Moscow must face an international war tribunal for atrocities that the Ukrainian city of Bucha suffered in March, Bucha’s Mayor Anatolii Fedoruk demanded on Monday during his trip to the United States.
Fedoruk told Washington think tank the Wilson Centre that Russia has never been punished and has never been brought to the war tribunal, demanding that the world hold Moscow accountable for the atrocities perpetrated by its troop during its occupation of Ukraine.
Fedoruk, whose interviews with international media over the spring and summer of 2022 helped spread the word of Russian war crimes, was in hiding to coordinate assistance for the few thousand people who stayed behind in Bucha during the Russian occupation.
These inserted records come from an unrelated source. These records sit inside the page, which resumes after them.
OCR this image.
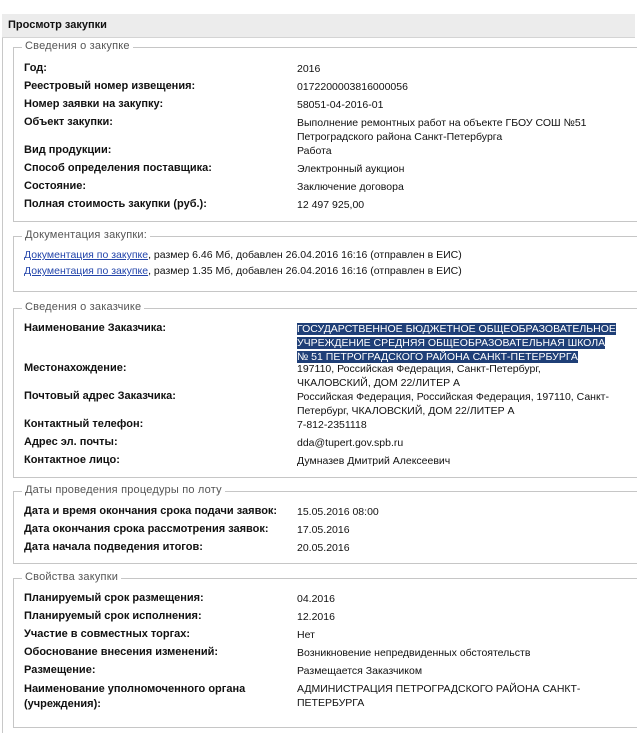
Просмотр закупки
Сведения о закупке
Год:	2016
Реестровый номер извещения:	0172200003816000056
Номер заявки на закупку:	58051-04-2016-01
Объект закупки:	Выполнение ремонтных работ на объекте ГБОУ СОШ №51 Петроградского района Санкт-Петербурга
Вид продукции:	Работа
Способ определения поставщика:	Электронный аукцион
Состояние:	Заключение договора
Полная стоимость закупки (руб.):	12 497 925,00
Документация закупки:
Документация по закупке, размер 6.46 Мб, добавлен 26.04.2016 16:16 (отправлен в ЕИС)
Документация по закупке, размер 1.35 Мб, добавлен 26.04.2016 16:16 (отправлен в ЕИС)
Сведения о заказчике
Наименование Заказчика:	ГОСУДАРСТВЕННОЕ БЮДЖЕТНОЕ ОБЩЕОБРАЗОВАТЕЛЬНОЕ УЧРЕЖДЕНИЕ СРЕДНЯЯ ОБЩЕОБРАЗОВАТЕЛЬНАЯ ШКОЛА № 51 ПЕТРОГРАДСКОГО РАЙОНА САНКТ-ПЕТЕРБУРГА
Местонахождение:	197110, Российская Федерация, Санкт-Петербург, ЧКАЛОВСКИЙ, ДОМ 22/ЛИТЕР А
Почтовый адрес Заказчика:	Российская Федерация, Российская Федерация, 197110, Санкт-Петербург, ЧКАЛОВСКИЙ, ДОМ 22/ЛИТЕР А
Контактный телефон:	7-812-2351118
Адрес эл. почты:	dda@tupert.gov.spb.ru
Контактное лицо:	Думназев Дмитрий Алексеевич
Даты проведения процедуры по лоту
Дата и время окончания срока подачи заявок: 15.05.2016 08:00
Дата окончания срока рассмотрения заявок:	17.05.2016
Дата начала подведения итогов:	20.05.2016
Свойства закупки
Планируемый срок размещения:	04.2016
Планируемый срок исполнения:	12.2016
Участие в совместных торгах:	Нет
Обоснование внесения изменений:	Возникновение непредвиденных обстоятельств
Размещение:	Размещается Заказчиком
Наименование уполномоченного органа (учреждения):
АДМИНИСТРАЦИЯ ПЕТРОГРАДСКОГО РАЙОНА САНКТ-ПЕТЕРБУРГА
During the same event, former US ambassador and Wilson Centre president Mark Green said that 458 bodies- 419 of which were bearing signs of torture and other mass trauma -were recovered from Bucha’s ruins.
Green emphasized that Bucha represents the world’s first definitive look at how the Russian military employs atrocity as a deliberate tactic in Ukraine.
During their occupation of Bucha, a town about 30km northwest of Ukraine’s capital Kyiv, from March 4 to 31, 2022, Russian forces left a trail of evidence of its crimes, according to Ukraine and charities.
According to April’s report by Richard Weir, crisis and conflict researcher at Human Rights Watch, nearly every corner in Bucha is now a crime scene, and it felt like death was everywhere.
Human Rights Watch’s report has apparently found extensive evidence of actions that would constitute war crimes and potential crimes against humanity by Russian forces against Ukrainian civilians there in form of enforced disappearances and torture, summary executions, and other unlawful killings.
Moscow has repeatedly and strenuously denied any accusations related to the murder of civilians in Ukraine, claiming that the graves and corpses in Bucha had been staged by Ukraine to tarnish Russia.